You go to all the UCLA home football games, never miss a UCLA men's basketball game on television? You attend the occasional volleyball match, gymnastics meet or softball game? You revel in each Bruin victory and suffer with each Bruin loss?
Sure, you're a fan. But in the world of UCLA athletics, there are fans and there are … spectacular spectators.
There's the highly visible fan, exemplified by alumni cheerleader Geoff Strand '71, who can be found at the Rose Bowl on football Saturdays exhorting "every man, woman and child" to stand up and scream their lungs out. There's the behind-the-scenes fan, who gets his or her fix of Bruin sports on BruinReportOnline.com (BRO), owned by Tracy Pierson '83. BRO typically gets 300,000 page views and thousands of message board posts each day. It's a Web site for the "knowledgeable, but also slightly obsessed, fan," Pierson says. Yes, UCLA fans run the gamut, and some of them reach new heights to prove their loyalty, as you'll see when you meet the following folks. These Bruins—while completely different—are all true blue.
On a cool January night, 16 members of The Den, UCLA's official student fan group, are huddled together in a small conference room in the J.D. Morgan Center to discuss upcoming business. If you've gone to any UCLA sporting event in the last few years, or even if you've just watched some events on TV, you've seen The Den.

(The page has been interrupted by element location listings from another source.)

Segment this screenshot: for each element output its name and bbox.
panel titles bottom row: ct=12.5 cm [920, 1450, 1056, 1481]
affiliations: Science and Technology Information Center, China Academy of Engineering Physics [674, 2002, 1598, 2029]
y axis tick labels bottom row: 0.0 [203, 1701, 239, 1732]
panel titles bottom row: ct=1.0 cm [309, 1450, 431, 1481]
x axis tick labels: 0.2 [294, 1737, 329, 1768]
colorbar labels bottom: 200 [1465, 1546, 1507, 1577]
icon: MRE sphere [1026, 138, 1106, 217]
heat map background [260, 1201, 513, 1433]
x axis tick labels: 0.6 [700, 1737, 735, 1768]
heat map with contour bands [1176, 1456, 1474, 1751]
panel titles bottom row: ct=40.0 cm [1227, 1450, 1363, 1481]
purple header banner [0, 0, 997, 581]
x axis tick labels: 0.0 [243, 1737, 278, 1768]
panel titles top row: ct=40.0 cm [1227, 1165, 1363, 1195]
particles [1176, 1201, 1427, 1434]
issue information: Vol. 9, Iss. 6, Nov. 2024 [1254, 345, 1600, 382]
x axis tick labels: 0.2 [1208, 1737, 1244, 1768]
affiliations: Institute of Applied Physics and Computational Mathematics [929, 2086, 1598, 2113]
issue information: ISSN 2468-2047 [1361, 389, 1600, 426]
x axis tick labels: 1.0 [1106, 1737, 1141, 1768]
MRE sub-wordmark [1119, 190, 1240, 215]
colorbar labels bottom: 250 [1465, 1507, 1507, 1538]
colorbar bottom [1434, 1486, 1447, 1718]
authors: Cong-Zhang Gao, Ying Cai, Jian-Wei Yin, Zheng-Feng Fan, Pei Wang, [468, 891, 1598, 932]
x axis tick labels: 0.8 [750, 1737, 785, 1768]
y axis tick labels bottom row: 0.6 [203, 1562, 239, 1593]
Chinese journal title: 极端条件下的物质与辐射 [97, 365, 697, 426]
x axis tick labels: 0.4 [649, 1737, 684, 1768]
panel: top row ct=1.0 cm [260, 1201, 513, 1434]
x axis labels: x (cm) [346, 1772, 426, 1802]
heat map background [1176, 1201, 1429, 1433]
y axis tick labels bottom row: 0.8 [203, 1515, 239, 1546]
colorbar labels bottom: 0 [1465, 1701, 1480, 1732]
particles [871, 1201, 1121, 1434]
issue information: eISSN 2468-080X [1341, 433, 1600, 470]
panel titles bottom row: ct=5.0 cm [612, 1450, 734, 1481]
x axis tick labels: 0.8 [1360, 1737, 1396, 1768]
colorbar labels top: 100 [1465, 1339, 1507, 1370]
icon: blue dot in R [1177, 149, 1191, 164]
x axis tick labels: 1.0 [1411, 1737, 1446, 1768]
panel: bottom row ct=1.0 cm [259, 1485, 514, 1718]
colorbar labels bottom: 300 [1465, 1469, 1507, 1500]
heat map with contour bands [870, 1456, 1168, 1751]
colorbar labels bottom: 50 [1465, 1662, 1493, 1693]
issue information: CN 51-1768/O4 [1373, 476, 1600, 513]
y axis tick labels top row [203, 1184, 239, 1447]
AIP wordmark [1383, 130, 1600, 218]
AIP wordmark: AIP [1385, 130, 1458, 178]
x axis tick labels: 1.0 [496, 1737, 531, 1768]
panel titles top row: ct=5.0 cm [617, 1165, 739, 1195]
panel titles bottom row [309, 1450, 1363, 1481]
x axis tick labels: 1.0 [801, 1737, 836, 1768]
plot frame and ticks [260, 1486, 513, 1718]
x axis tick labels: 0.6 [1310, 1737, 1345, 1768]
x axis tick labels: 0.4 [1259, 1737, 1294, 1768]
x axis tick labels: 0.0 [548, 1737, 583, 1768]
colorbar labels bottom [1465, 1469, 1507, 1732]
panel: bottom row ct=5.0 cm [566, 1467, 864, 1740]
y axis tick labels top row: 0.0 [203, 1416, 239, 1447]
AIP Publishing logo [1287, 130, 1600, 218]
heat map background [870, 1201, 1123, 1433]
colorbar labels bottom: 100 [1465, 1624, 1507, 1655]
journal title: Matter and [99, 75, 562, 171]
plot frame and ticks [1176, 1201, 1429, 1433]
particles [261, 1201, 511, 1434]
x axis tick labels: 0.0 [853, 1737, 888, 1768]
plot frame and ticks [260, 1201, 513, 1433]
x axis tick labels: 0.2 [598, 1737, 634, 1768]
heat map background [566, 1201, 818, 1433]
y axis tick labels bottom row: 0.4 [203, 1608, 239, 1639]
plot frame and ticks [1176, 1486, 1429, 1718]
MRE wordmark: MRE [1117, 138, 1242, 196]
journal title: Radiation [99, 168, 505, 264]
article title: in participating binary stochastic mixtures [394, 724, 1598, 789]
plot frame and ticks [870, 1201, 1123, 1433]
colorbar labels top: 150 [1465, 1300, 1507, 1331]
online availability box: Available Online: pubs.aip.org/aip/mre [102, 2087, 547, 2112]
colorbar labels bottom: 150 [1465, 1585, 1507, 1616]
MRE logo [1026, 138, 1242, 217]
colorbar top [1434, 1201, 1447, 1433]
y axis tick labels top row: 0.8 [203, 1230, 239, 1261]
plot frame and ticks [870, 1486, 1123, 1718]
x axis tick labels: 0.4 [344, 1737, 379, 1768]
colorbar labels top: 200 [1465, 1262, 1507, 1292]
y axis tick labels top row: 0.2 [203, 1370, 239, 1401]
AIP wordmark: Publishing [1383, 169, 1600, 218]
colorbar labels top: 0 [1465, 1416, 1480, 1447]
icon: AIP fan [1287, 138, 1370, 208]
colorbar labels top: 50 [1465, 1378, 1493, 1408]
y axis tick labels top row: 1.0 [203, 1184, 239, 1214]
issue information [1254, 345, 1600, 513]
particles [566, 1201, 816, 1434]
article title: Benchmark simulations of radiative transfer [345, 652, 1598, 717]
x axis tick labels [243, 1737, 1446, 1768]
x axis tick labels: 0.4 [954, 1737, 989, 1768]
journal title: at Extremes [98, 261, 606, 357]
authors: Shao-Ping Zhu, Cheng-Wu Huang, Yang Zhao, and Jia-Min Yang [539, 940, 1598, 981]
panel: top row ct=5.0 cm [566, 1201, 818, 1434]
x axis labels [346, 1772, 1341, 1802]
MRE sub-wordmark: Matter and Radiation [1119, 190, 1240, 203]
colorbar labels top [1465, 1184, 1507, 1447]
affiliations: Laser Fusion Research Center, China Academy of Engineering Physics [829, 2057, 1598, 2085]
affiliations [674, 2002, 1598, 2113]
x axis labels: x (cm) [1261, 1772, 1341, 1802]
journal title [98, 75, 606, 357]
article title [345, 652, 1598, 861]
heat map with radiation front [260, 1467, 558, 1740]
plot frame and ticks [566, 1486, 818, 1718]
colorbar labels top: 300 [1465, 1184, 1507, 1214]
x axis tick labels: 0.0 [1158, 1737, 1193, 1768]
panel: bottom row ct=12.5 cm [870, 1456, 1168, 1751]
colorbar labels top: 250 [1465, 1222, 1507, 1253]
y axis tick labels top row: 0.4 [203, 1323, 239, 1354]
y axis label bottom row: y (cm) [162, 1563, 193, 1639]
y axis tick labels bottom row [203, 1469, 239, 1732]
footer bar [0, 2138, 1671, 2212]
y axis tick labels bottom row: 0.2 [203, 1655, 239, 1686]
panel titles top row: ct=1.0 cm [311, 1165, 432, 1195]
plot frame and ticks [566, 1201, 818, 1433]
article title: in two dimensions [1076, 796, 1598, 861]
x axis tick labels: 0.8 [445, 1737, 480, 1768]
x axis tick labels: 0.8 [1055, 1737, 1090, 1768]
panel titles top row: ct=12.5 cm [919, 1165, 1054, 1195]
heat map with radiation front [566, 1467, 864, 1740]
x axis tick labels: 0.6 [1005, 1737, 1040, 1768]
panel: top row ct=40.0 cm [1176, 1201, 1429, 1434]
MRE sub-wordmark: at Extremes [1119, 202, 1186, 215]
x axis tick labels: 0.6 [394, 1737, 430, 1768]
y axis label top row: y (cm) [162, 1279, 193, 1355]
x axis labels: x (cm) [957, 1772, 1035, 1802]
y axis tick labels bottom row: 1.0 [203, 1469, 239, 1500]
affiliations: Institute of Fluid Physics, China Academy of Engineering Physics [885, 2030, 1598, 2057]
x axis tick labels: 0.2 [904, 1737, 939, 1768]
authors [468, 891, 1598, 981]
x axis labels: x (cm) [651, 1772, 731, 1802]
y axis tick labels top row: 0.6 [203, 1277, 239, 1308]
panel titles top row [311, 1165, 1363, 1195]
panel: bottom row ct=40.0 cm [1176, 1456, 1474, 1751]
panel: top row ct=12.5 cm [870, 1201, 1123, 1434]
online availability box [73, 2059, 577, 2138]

The blue-shirted students can be seen jumping and cheering in the bleachers at Pauley Pavilion, in the seats of the Rose Bowl and at just about every other venue that supports UCLA athletics.
On this night, there are many agenda items, so President Matt Crisafulli keeps the meeting moving at a brisk pace. "To avoid using profanity on the referees, we need ideas," he begins. "We need chants that are effective, not lame."
Senior Christo Rose, sporting blue hair, offers, "How about, 'does your wife know you're screwing us?' " Everyone laughs. A female Den member suggests a chant she heard at another game: "I'm blind, I'm deaf, I want to be a ref."
Denizens obviously have fun, but it's not as easy as it looks. Crisafulli and his executive board—athletics coordinator Matt Monges, communications coordinator Bryan Parker and treasurer Brian Gay—organize a group of about 100 hardworking members who attend meetings, write for the group's newsletter, The Dirt From the Den, and serve as liaisons between The Den, the different sports teams and the Athletics marketing department. More than 500 students are on The Den's mailing list.
"Every year, we recruit great athletes who will carry on our championship traditions. In a sense, they are our 'future,' " says Dan Guerrero '74, director of intercollegiate athletics. "An equally important component to our success are the fans who support and attend Bruin athletic events, starting with our students. They, too, represent the future. Organizations like The Den germinate and promote the enthusiasm and loyalty that we trust will remain with our alumni long after they've exchanged backpacks for briefcases."
"The Den is the soul of our team," adds an appreciative Alfred Aboya, sophomore forward/center on the men's basketball team. "Our team feeds off of their enthusiasm. I think they're the best fans in the country."